Rencontre avec Léa Daghfal : la directrice de l’école.
A Achkout, les matinées sont le théâtre de diverses activités. Les grands garçons font de la menuiserie. Les filles font de la danse en préparation du spectacle qui a lieu pour clôturer la colonie. Les enfants plus petits font du coloriage ou des collages/découpages. Pendant ce temps, d’autres enfants ayant des difficultés scolaires plus prononcées suivent des cours de soutien et de remises à niveau. Le centre de Achkout se divise en deux structures indépendantes : l’internat qui accueille les enfants venant de milieux sociaux très défavorisés et l’école qui accueille les enfants de l’internat aux problèmes scolaires également très prononcés. Certains d’entre eux ne sont jamais allés à l’école avant l’âge de 10 ans. Les enfants suivent des cours dans une école normale pendant l’année mais suivent en complément des cours de remise à niveau avec des éducateurs spécialisés ici à la colonie. Une orthophoniste et une psychologue viennent deux fois par semaine afin de répondre plus précisément aux besoin de ces enfants. L’aspect disciplinaire est également fortement valorisé. La directrice me raconte qu’à son arrivée, il y a un an, aucune forme de politesse n’était respectée par les enfants. Désormais au bout d’un an, plus aucun enfant ne rentre dans une pièce sans frapper à la porte, un simple « merci » qui était un défi pour le faire sortir de la bouche des enfants est devenu une norme. En arrivant dans la salle de classe, je me rends compte de la turbulence de certains enfants. Je vois l’un deux assis sur la table refusant de travailler. Cependant, au bout de quelques minutes de dialogue avec cet enfant, il finit par s’asseoir sur sa chaise et sort son cahier d’études. La directrice me confie la sensibilité qu’elle porte au cas de chacun de ces enfants à l’héritage social faisant plus part d’un boulet que d’une bouée. Même si la directrice affiche une certaine autorité, elle ne peut s’empêcher de donner aussi de la tendresse à ces enfants afin de gagner leur confiance et les motiver à changer leur comportement.

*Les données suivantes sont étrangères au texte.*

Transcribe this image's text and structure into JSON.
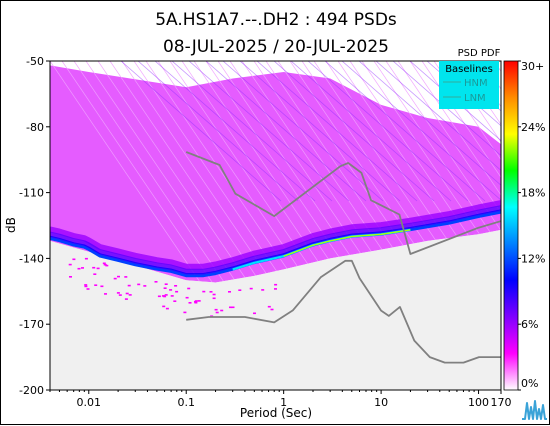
{
  "chart_data": {
    "type": "heatmap",
    "title_line1": "5A.HS1A7.--.DH2 : 494 PSDs",
    "title_line2": "08-JUL-2025 / 20-JUL-2025",
    "xlabel": "Period (Sec)",
    "ylabel": "dB",
    "xscale": "log",
    "xlim": [
      0.004,
      170
    ],
    "ylim": [
      -200,
      -50
    ],
    "x_ticks": [
      {
        "value": 0.01,
        "label": "0.01"
      },
      {
        "value": 0.1,
        "label": "0.1"
      },
      {
        "value": 1,
        "label": "1"
      },
      {
        "value": 10,
        "label": "10"
      },
      {
        "value": 100,
        "label": "100"
      },
      {
        "value": 170,
        "label": "170"
      }
    ],
    "y_ticks": [
      {
        "value": -50,
        "label": "-50"
      },
      {
        "value": -80,
        "label": "-80"
      },
      {
        "value": -110,
        "label": "-110"
      },
      {
        "value": -140,
        "label": "-140"
      },
      {
        "value": -170,
        "label": "-170"
      },
      {
        "value": -200,
        "label": "-200"
      }
    ],
    "colorbar": {
      "title": "PSD PDF",
      "ticks": [
        "30+",
        "24%",
        "18%",
        "12%",
        "6%",
        "0%"
      ],
      "tick_values": [
        30,
        24,
        18,
        12,
        6,
        0
      ],
      "colors": [
        "#ff0000",
        "#ff8c00",
        "#ffff00",
        "#00ff00",
        "#00ffff",
        "#0080ff",
        "#0000ff",
        "#8000ff",
        "#ff00ff",
        "#ffffff"
      ]
    },
    "legend": {
      "title": "Baselines",
      "placement": "top-right",
      "entries": [
        "HNM",
        "LNM"
      ],
      "background": "#00e5ee"
    },
    "pdf_peak_curve": [
      [
        0.004,
        -131
      ],
      [
        0.005,
        -132
      ],
      [
        0.007,
        -134
      ],
      [
        0.009,
        -135
      ],
      [
        0.01,
        -136
      ],
      [
        0.013,
        -139
      ],
      [
        0.02,
        -141
      ],
      [
        0.03,
        -143
      ],
      [
        0.05,
        -145
      ],
      [
        0.07,
        -146
      ],
      [
        0.1,
        -148
      ],
      [
        0.15,
        -148
      ],
      [
        0.2,
        -147
      ],
      [
        0.3,
        -145
      ],
      [
        0.5,
        -142
      ],
      [
        1,
        -139
      ],
      [
        2,
        -134
      ],
      [
        3,
        -132
      ],
      [
        5,
        -130
      ],
      [
        10,
        -129
      ],
      [
        20,
        -127
      ],
      [
        50,
        -124
      ],
      [
        100,
        -121
      ],
      [
        170,
        -119
      ]
    ],
    "pdf_band_upper": [
      [
        0.004,
        -52
      ],
      [
        0.01,
        -55
      ],
      [
        0.1,
        -62
      ],
      [
        0.3,
        -58
      ],
      [
        1,
        -55
      ],
      [
        3,
        -58
      ],
      [
        10,
        -70
      ],
      [
        30,
        -76
      ],
      [
        100,
        -80
      ],
      [
        170,
        -88
      ]
    ],
    "pdf_band_lower": [
      [
        0.004,
        -132
      ],
      [
        0.01,
        -137
      ],
      [
        0.1,
        -150
      ],
      [
        0.2,
        -151
      ],
      [
        0.5,
        -148
      ],
      [
        1,
        -145
      ],
      [
        3,
        -140
      ],
      [
        10,
        -136
      ],
      [
        30,
        -132
      ],
      [
        100,
        -129
      ],
      [
        170,
        -127
      ]
    ],
    "hnm": [
      [
        0.1,
        -91.5
      ],
      [
        0.22,
        -97.4
      ],
      [
        0.32,
        -110.5
      ],
      [
        0.8,
        -120.7
      ],
      [
        3.8,
        -98.0
      ],
      [
        4.6,
        -96.5
      ],
      [
        6.3,
        -101.0
      ],
      [
        7.9,
        -113.5
      ],
      [
        15.4,
        -120.0
      ],
      [
        20,
        -138.0
      ],
      [
        100,
        -126.0
      ],
      [
        170,
        -123.0
      ]
    ],
    "lnm": [
      [
        0.1,
        -168.0
      ],
      [
        0.17,
        -166.7
      ],
      [
        0.4,
        -166.7
      ],
      [
        0.8,
        -169.2
      ],
      [
        1.24,
        -163.7
      ],
      [
        2.4,
        -148.6
      ],
      [
        4.3,
        -141.1
      ],
      [
        5.0,
        -141.1
      ],
      [
        6.0,
        -149.0
      ],
      [
        10.0,
        -163.8
      ],
      [
        12.0,
        -166.2
      ],
      [
        15.6,
        -162.1
      ],
      [
        21.9,
        -177.5
      ],
      [
        31.6,
        -185.0
      ],
      [
        45,
        -187.5
      ],
      [
        70,
        -187.5
      ],
      [
        101,
        -185.0
      ],
      [
        154,
        -185.0
      ],
      [
        170,
        -185.0
      ]
    ],
    "colors": {
      "hnm": "#808080",
      "lnm": "#808080",
      "noise_cloud": "#f0f0f0",
      "scatter": "#ff00ff"
    }
  }
}
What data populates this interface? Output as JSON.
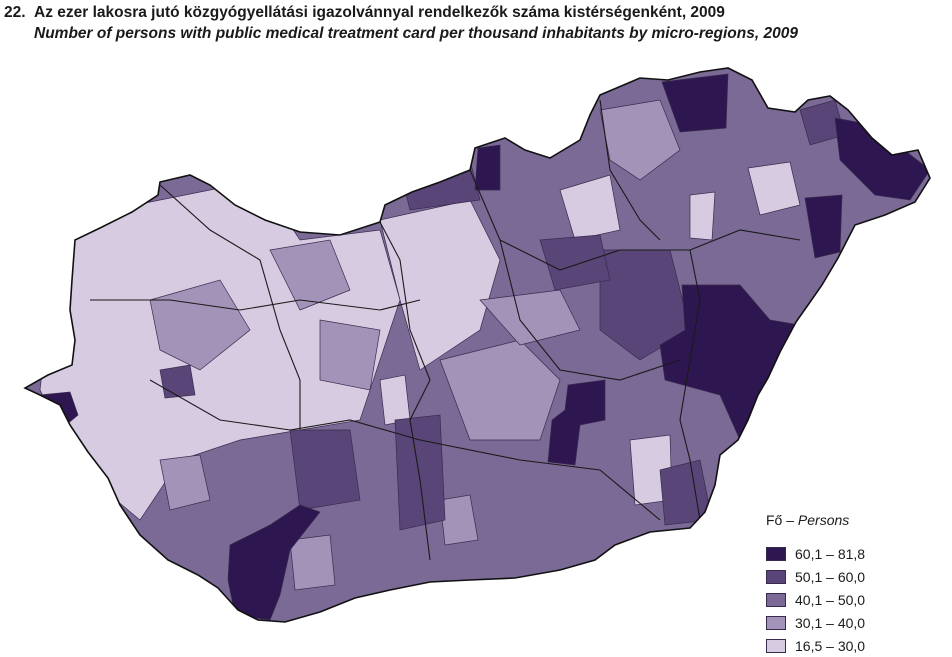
{
  "header": {
    "number": "22.",
    "title_hu": "Az ezer lakosra jutó közgyógyellátási igazolvánnyal rendelkezők száma kistérségenként, 2009",
    "title_en": "Number of persons with public medical treatment card per thousand inhabitants by micro-regions, 2009"
  },
  "legend": {
    "title_hu": "Fő – ",
    "title_en": "Persons",
    "classes": [
      {
        "label": "60,1 – 81,8",
        "color": "#2e1650"
      },
      {
        "label": "50,1 – 60,0",
        "color": "#594577"
      },
      {
        "label": "40,1 – 50,0",
        "color": "#7b6996"
      },
      {
        "label": "30,1 – 40,0",
        "color": "#a393b9"
      },
      {
        "label": "16,5 – 30,0",
        "color": "#d7cbe1"
      }
    ]
  },
  "map": {
    "country": "Hungary",
    "boundary_color": "#1a1a1a"
  }
}
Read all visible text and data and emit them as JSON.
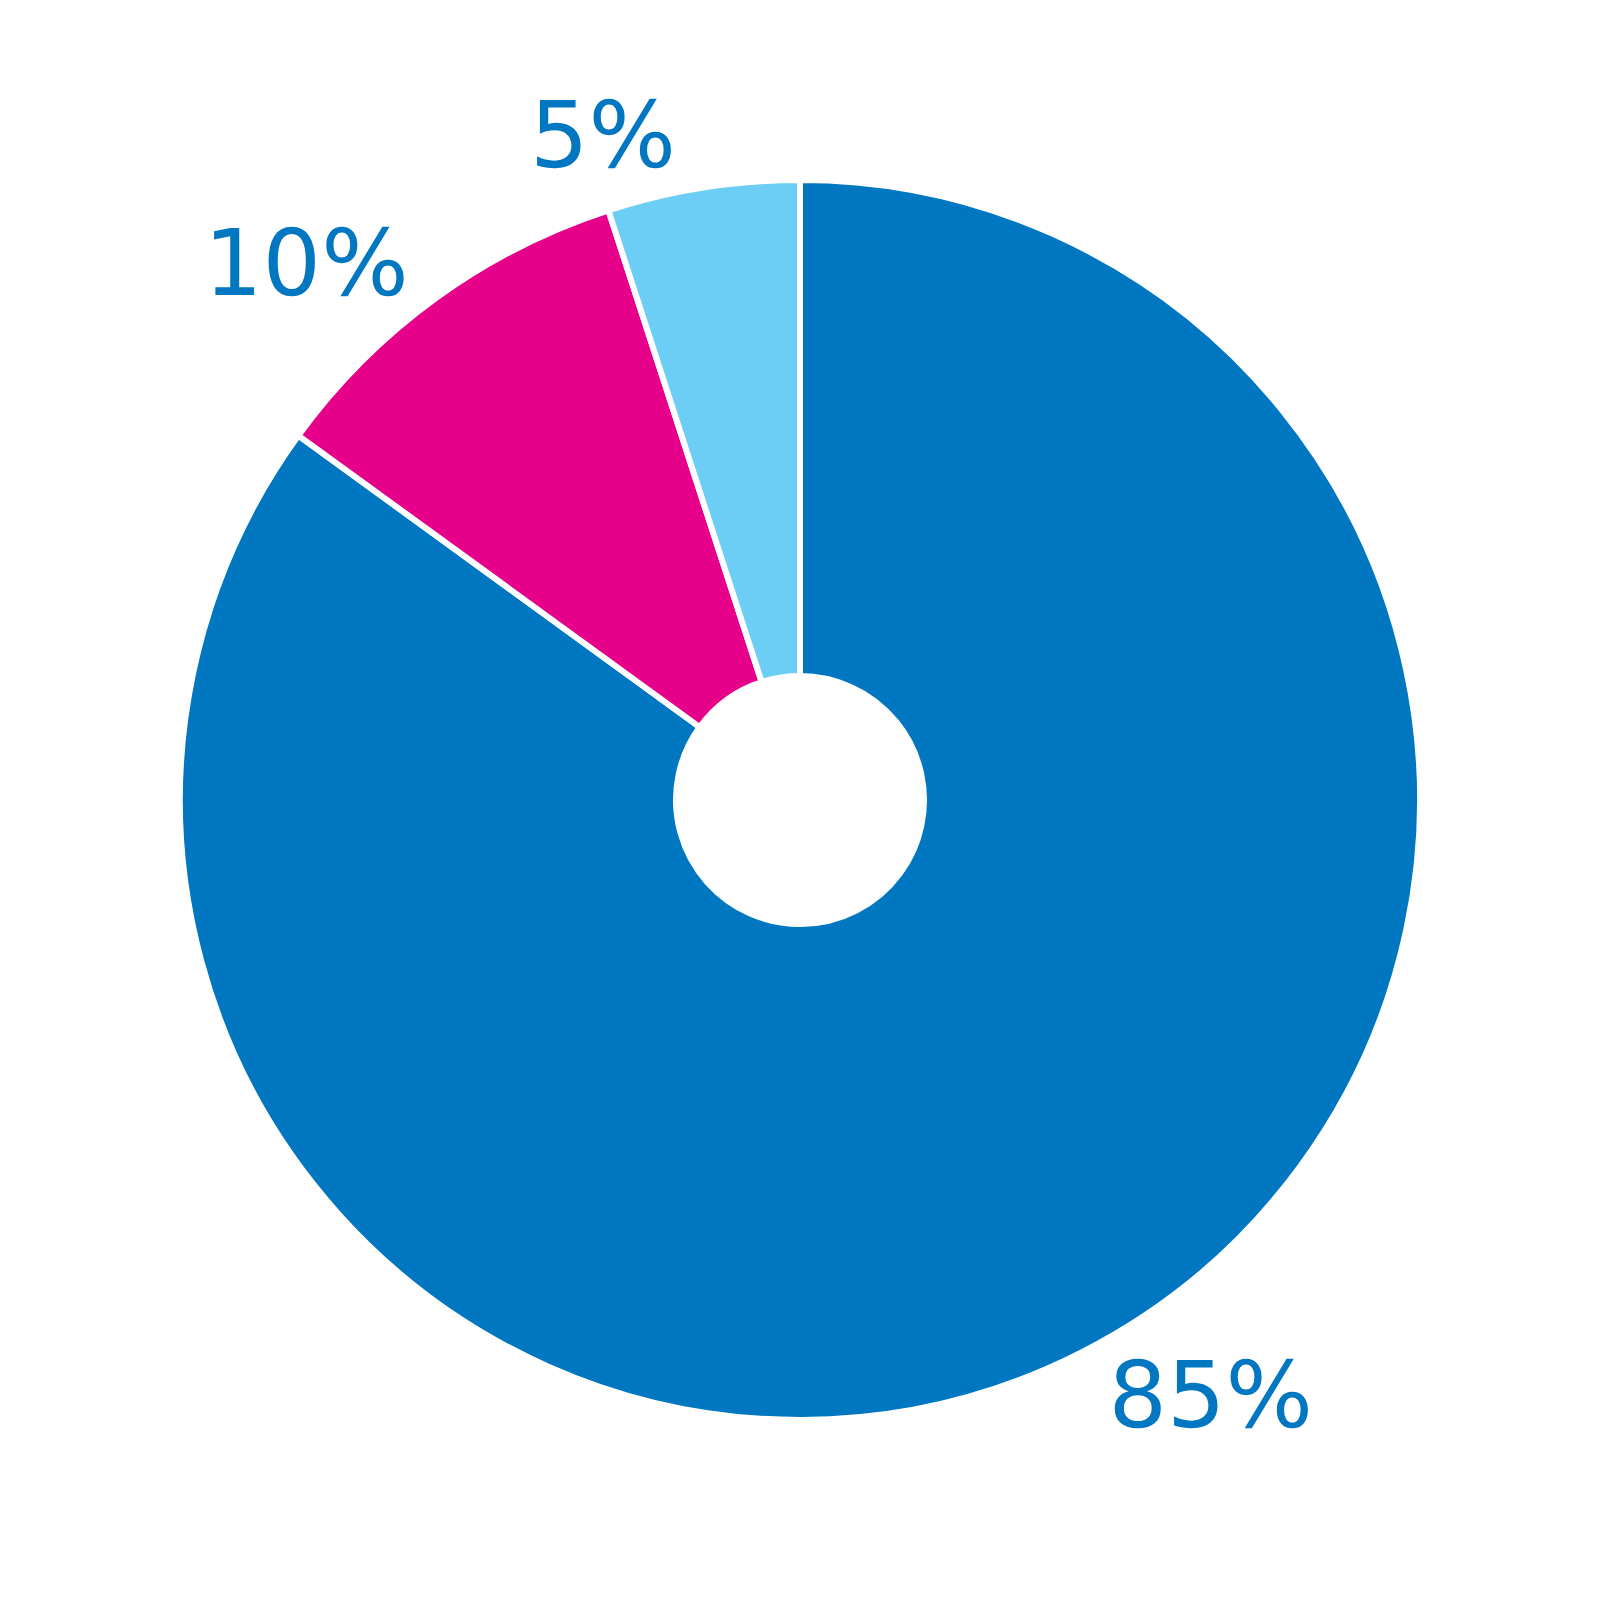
{
  "chart_data": {
    "type": "donut",
    "categories": [
      null,
      null,
      null
    ],
    "values": [
      85,
      10,
      5
    ],
    "colors": [
      "#0077c0",
      "#e6008a",
      "#6ccdf5"
    ],
    "value_labels": [
      "85%",
      "10%",
      "5%"
    ]
  }
}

Elle me relate l’histoire de Youssef, un petit garçon aux problèmes majeurs. S’il s’est retrouvé dans cette école, c’est parce qu’aucun établissement ne voulait de lui à cause de son comportement turbulent. Elle raconte qu’un jour, Youssef s’est coincé le doigt dans une porte et s’est mis à crier, pleurer sans pouvoir s’arrêter et surtout sans vouloir. La directrice l’avait pris à part dans son bureau pour lui parler, lui avait nettoyé son doigt et calmé en le prenant dans ses bras. Il avait compris alors qu’à Achkout, les adultes ne voulaient que du bien pour lui, qu’il était dans un endroit dans lequel douceur, confiance et responsabilité se conjuguaient parfaitement. Elle avait profité de ce moment de complicité ayant suivi la crise de nerfs pour lui faire promettre d’améliorer son comportement. Elle m’a enfin expliqué que depuis, Youssef est un enfant différent se donnant beaucoup de mal pour changer. La directrice me fait part également de l’intérêt qu’elle porte au partenariat entre l’AFEL et l’AMSED et des valeurs communes aux deux associations. Je lui précise que nous sommes venus ici pour observer et dresser un compte-rendu à l’AMSED afin de prolonger le partenariat et faire en sorte de susciter la participation future de volontaires les années suivantes. Nous nous quittons après une discussion très constructive, une poignée de mains pleine d’espoir pour un avenir commun.